White Storks (Ciconia Alba)
We spent a couple of days in this neighbourhood, and I photographed a family of White Storks on a hay-stack close to our lodgings. The orchards in the village were much infested with the huge larvae of Saturnia major. Very curious and beautiful objects they were. One man gave me a hatful of them, and I found some myself on the apricot-trees. They were full-grown, so that I put them into some small cardboard cartridge-boxes, feeling sure that they would spin up inside, which they did. It would have been impossible for me to have looked after them and fed them while on this boat expedition, always on the move.

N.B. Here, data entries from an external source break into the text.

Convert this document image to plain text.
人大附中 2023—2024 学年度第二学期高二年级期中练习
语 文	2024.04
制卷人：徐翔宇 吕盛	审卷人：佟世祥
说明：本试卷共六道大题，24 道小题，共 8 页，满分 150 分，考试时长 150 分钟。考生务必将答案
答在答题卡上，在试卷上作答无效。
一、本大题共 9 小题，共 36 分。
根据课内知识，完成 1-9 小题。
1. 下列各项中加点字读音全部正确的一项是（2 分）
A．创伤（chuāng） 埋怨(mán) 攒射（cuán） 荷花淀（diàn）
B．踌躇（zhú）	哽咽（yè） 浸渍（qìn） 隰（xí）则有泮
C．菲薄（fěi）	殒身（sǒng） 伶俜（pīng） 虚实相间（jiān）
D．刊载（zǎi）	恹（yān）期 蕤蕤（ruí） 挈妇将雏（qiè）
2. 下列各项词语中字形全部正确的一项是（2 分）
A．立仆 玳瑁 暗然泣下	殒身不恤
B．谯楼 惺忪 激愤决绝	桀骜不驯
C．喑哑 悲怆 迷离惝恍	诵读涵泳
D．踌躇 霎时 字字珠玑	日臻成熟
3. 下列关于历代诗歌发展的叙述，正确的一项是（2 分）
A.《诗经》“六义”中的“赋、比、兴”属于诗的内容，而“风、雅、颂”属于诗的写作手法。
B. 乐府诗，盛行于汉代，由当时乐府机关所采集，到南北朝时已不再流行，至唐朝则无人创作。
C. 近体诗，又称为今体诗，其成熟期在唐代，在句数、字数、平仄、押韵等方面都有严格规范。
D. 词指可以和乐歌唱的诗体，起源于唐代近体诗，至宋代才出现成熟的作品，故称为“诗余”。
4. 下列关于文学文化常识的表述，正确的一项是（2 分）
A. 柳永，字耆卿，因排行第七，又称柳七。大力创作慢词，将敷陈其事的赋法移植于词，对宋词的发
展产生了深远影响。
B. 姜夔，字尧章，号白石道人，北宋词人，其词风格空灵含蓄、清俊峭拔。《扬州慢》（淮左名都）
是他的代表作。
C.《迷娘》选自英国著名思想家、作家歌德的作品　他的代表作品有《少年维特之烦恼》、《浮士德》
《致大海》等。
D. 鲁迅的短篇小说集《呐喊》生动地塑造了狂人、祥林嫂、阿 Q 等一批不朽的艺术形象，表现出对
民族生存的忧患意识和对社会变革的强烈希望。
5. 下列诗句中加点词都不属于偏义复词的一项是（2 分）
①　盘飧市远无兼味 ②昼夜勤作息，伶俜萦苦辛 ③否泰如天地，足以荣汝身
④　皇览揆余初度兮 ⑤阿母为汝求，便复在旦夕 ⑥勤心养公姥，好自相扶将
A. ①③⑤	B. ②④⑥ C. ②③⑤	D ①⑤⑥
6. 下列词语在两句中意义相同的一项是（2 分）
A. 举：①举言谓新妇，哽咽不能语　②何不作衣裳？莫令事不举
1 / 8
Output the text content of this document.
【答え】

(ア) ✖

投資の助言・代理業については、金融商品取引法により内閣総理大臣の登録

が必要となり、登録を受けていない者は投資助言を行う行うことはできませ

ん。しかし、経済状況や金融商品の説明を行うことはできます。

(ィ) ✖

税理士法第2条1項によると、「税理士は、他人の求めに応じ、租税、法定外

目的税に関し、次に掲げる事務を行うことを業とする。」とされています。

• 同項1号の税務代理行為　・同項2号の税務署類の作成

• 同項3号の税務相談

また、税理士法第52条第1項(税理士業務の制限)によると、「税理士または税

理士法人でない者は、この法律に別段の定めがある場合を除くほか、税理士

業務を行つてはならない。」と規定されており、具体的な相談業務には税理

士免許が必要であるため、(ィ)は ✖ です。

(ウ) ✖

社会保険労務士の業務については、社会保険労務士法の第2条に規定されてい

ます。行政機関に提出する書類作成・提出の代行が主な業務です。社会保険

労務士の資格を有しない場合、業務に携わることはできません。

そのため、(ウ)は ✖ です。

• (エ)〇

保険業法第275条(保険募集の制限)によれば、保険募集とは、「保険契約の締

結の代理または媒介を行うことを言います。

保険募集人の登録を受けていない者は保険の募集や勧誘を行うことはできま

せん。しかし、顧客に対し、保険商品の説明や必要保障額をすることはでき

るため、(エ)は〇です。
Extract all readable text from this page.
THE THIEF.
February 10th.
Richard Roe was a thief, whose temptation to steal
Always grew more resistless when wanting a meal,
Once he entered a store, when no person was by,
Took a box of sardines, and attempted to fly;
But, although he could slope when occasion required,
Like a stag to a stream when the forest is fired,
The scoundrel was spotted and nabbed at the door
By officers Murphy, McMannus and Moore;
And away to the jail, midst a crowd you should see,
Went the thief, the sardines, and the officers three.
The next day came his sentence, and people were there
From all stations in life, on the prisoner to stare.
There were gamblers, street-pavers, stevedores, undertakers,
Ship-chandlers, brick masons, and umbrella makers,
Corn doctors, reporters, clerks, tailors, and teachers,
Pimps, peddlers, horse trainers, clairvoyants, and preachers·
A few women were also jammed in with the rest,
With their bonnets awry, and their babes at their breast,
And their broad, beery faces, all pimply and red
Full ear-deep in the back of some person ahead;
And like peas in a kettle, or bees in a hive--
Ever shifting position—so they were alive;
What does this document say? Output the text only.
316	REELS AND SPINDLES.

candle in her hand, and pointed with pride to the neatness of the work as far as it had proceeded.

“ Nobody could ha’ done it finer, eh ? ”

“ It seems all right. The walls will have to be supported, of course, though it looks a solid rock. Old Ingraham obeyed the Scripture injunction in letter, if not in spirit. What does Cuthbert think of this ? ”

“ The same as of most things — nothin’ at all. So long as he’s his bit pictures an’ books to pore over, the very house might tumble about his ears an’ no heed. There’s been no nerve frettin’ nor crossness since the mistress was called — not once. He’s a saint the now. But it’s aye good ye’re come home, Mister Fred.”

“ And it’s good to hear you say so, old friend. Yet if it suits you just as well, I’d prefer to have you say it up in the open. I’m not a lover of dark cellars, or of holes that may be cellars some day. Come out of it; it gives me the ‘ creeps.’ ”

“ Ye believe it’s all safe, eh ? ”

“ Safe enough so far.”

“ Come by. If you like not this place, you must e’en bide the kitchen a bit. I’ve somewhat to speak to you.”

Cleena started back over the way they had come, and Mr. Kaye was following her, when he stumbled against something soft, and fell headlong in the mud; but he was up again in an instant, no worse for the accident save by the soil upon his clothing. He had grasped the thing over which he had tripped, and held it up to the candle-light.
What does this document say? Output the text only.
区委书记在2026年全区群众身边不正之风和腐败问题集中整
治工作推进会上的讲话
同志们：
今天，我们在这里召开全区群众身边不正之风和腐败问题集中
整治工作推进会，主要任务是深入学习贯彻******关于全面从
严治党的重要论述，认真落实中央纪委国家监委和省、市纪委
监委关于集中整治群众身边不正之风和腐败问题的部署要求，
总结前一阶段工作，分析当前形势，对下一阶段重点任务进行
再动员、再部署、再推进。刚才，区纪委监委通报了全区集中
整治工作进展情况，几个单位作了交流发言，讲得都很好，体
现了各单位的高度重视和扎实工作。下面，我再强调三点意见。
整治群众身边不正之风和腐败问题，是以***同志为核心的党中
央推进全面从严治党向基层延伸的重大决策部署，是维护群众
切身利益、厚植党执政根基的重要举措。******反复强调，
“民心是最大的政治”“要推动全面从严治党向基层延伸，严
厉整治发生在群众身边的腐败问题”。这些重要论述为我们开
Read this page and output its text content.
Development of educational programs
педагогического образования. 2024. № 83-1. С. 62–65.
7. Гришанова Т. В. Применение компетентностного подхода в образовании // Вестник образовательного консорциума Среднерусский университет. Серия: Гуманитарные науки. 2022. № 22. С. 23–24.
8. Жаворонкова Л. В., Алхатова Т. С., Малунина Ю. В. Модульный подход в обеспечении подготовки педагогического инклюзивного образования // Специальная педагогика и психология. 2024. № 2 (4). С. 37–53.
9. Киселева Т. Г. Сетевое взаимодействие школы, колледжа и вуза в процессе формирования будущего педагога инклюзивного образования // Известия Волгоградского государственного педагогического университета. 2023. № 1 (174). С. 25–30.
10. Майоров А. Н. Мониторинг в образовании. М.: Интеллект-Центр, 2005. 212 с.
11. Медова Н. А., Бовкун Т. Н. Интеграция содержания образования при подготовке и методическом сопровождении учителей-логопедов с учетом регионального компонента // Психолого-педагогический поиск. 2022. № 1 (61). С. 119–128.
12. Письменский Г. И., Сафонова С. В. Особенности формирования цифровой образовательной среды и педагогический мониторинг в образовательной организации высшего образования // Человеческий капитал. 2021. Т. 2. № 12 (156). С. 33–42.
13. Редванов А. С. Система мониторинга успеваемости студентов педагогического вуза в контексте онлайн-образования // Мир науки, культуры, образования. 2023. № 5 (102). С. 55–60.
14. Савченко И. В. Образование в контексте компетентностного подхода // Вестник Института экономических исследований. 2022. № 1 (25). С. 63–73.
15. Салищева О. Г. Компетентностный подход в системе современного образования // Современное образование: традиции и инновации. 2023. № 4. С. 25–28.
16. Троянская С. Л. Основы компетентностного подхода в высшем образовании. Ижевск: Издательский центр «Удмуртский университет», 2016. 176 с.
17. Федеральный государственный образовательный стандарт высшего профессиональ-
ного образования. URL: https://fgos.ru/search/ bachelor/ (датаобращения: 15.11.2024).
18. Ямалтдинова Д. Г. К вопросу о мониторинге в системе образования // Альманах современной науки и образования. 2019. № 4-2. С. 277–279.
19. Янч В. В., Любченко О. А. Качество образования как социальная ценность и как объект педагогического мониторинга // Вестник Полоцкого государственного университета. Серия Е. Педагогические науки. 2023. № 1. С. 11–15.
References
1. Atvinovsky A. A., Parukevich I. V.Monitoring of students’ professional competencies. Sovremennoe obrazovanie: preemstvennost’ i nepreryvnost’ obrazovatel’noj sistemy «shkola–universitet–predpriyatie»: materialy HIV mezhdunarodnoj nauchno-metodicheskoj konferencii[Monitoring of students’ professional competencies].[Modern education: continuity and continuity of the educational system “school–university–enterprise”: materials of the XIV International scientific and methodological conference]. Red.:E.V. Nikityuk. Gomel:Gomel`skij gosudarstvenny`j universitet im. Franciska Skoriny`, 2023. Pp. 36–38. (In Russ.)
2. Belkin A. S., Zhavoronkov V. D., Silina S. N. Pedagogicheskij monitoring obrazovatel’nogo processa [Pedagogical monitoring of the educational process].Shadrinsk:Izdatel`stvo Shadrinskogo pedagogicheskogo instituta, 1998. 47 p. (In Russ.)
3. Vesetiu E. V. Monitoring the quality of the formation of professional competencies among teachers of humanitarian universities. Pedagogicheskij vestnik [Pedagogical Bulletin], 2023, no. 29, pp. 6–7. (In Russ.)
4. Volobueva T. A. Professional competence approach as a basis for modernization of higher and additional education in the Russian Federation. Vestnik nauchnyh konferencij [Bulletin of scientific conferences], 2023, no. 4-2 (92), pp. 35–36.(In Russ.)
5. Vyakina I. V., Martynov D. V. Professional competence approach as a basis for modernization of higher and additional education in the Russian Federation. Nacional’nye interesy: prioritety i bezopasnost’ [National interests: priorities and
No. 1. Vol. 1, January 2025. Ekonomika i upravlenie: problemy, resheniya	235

From here we went back to Sulina, where I slept one night in the hotel. It is a miserable place, infested with hordes of bloodthirsty mosquitoes, which must render miserable the lives of those unfortunates doomed to live there. During these hot summer evenings everybody sits outside the cafes and restaurants, listening to the tinkling strains of the zithers and guitars of Jewish and Greek girls, who sing Roumanian melodies, not forgetting to come round with the hat, or with a big shell, at frequent intervals. But I have seen the singers fairly stopped sometimes by mosquitoes, and handkerchiefs and fans are in constant motion in the attempt to keep moving the poisonous throng of winged tormentors. Fans are in regular use by men as well as women here. The feeble light of the oil-lamps in the streets is almost obscured by the countless numbers of insects, in spite of the stifling fumes of the bonfires of reeds kept burning in the streets during these evening hours. Grumblers who complain of the vicissitudes of the English climate ought to be condemned to pass a summer in Sulina, just to see how they like it.